Когда наряженные в туники рыбаки стали перебираться на свои позолоченные корытца, а вдовы принялись оплакивать мореходные свойства назначенных к утоплению судов, в это самое время стайка прельстительных рыбок, которые красиво извивались по берегам острова, вся враз плюхнулась в воду с твердым намерением попасть в сети рыбаков еще до наступления бури.
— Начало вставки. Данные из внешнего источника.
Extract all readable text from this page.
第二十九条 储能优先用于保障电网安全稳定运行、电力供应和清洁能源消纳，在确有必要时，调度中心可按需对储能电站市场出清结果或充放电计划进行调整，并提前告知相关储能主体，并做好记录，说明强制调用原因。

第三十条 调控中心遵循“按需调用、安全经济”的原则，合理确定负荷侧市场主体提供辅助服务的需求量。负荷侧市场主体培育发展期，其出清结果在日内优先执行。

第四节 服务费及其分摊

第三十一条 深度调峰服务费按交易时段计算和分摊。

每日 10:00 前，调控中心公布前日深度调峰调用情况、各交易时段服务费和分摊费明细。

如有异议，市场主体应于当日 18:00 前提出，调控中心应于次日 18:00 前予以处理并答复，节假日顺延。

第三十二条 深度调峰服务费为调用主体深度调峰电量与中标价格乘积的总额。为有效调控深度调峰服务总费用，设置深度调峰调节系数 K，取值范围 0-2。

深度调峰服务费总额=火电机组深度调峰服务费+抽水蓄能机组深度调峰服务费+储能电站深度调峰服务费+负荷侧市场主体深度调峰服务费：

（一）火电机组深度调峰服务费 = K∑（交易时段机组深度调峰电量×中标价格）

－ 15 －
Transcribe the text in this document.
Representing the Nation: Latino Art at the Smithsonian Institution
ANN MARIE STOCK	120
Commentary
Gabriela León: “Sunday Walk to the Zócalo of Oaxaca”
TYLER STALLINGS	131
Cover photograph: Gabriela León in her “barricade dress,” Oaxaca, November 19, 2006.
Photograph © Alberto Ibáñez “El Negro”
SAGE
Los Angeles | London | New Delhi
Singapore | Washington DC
Кругом моря радующим глаз цветником стояли зрители — лучшие люди знати и дворянства, — а великая государыня Золотинка, соблюдая верность природе, присела на покрытый бархатной подушкой пенек. Атласное, изменчивого сиреневого цвета платье, отделанное серебристыми кружевами и кисеей, покрывало собой и пень, и корни, оно лежало просторным, роскошно брошенным ворохом, являя восхитительную противоположность беспорядка с определенностью туго схваченного стана и плеч. Трогательная, как лилейный стебель, шейка держала увенчанную тяжелым взмахом волос голову. Волосы — воспылавшее золото — струились вверх, поднимаясь на две ладони, и рассыпались, перегорев. В золотом огне кипело сканное серебро обруча, ледяными брызгами переливались алмазы. Широкие алмазные браслеты обнимали запястья государыни, алмазы сверкали россыпью и гроздьями.
Полуобнаженную грудь Золотинки украшал необыкновенных размеров изумруд на плоской золотой цепи.
Едва замечая бушующие по всему пространству пруда страсти, Юлий смотрел под ноги, возвращаясь к носкам атласных туфель всякий раз, стоило ему бросить короткий, искоса или чуть более долгий взгляд на оживленную сверх обычного Золотинку. Ни удары отбивающих гром барабанов, ни бурные завывания труб, ни смятение вдов, ни отчаяние рыбаков, которые не забывали, однако, раскачивать изо всех сил свои корытца, не смущали государыню, — уставая от сколько-нибудь продолжительного молчания, она принималась болтать. И верно же, с гнетущей трезвостью думал Юлий, глядевший на жену влюбленным и печальным взором, она болтает потому, что не выносит соперничества. Но кто поставит это в упрек женщине, которая не может не сознавать силу собственного обаяния? Пусть даже ревнует она к размалеванным красоткам и красавцам, что танцуют на потеху зрителям, — чрезмерная сосредоточенность увлеченных действием дворян заставляет ее вертеться, чтобы напомнить и о себе.
Трезвые наблюдения влюбленного не умаляли, однако, того сильного чувства, которое заставляло его опускать мрачнеющий взор к носкам туфель. Особый разум любви обращал все горькое и сомнительное, что видел Юлий в суженной, против самого наблюдателя, поражая и без того стесненное сердце.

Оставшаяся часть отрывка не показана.